The largest campaign loans reported to the FEC so far this cycle have been made by the two Republican primary candidates for the Pennsylvania Senate seat being vacated by Sen. Pat Toomey, Dave McCormick and Mehmet Oz, who are currently in a dead heat as the final ballots are being tabulated following Tuesday’s election. McCormick, a former hedge fund CEO with a net worth of at least $116 million, has lent his campaign $14.7 million, while Oz, a TV personality with a net worth of at least $100 million, has lent $12.7 million to his campaign.
The Court stated in its decision that campaign loans are a particularly useful tool for non-incumbent candidates, and that appears to be the case based on the 2022 cycle loan data. Of the top 20 campaign-lending candidates by amount this election cycle, only 2 are current members of Congress. This bias in the use of campaign loans in favor of new candidates and challengers was one of the reasons the Court gave for why it should rule on the matter rather than deferring to Congress. “Given scant evidence of corruption, deference to Congress would be especially inappropriate where, as here, the legislative act may have been an effort to “insulate[ ] legislators from effective electoral challenge,” Roberts wrote.

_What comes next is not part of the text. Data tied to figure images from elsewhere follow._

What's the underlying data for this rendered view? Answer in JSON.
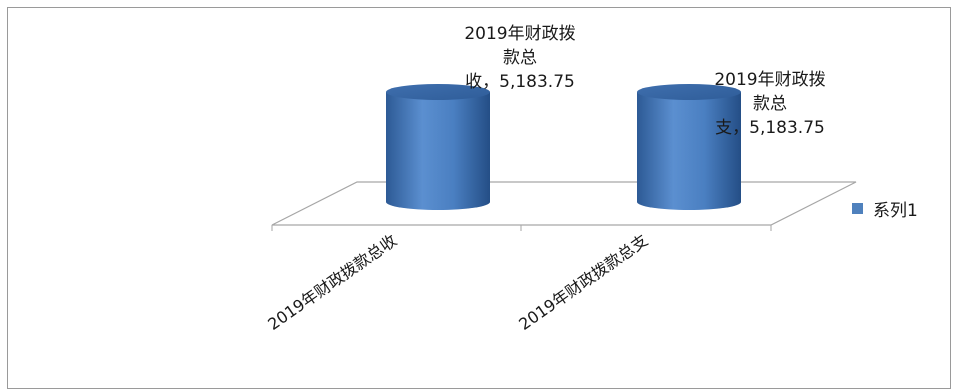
{
  "chart_data": {
    "type": "bar",
    "style": "3d-cylinder",
    "categories": [
      "2019年财政拨款总收",
      "2019年财政拨款总支"
    ],
    "series": [
      {
        "name": "系列1",
        "values": [
          5183.75,
          5183.75
        ],
        "color": "#4f81bd",
        "data_labels": [
          [
            "2019年财政拨",
            "款总",
            "收，5,183.75"
          ],
          [
            "2019年财政拨",
            "款总",
            "支，5,183.75"
          ]
        ]
      }
    ],
    "title": "",
    "xlabel": "",
    "ylabel": "",
    "legend": "right",
    "grid": false
  }
}
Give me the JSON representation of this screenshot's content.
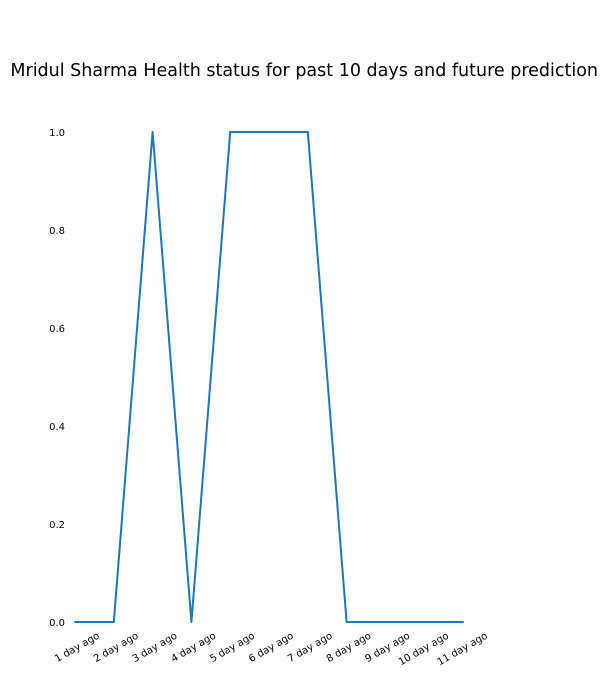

While wealthy candidates who lend money to their campaigns or take out bank loans may benefit from the Supreme Court’s decision, many candidates may not have access to such funds. The median net worth of congressional incumbents is more than $1 million, far greater than the average of $121,000 for all U.S. households as of 2019.
In her dissent, Supreme Court Justice Elana Kagan blasts the majority’s decision as greenlighting “all the sordid bargains that Congress thought right to stop” in the 2022 law.
“The majority says that Section 304 [of McCain-Feingold] violates the candidate’s First Amendment rights by interfering with his ability to ‘self-fund’ his campaign,” writes Kagan. “But the candidate can in fact self-fund all he likes. The law impedes only his ability to use other people’s money to finance his campaign—much as standard (and permissible) contribution limits do.”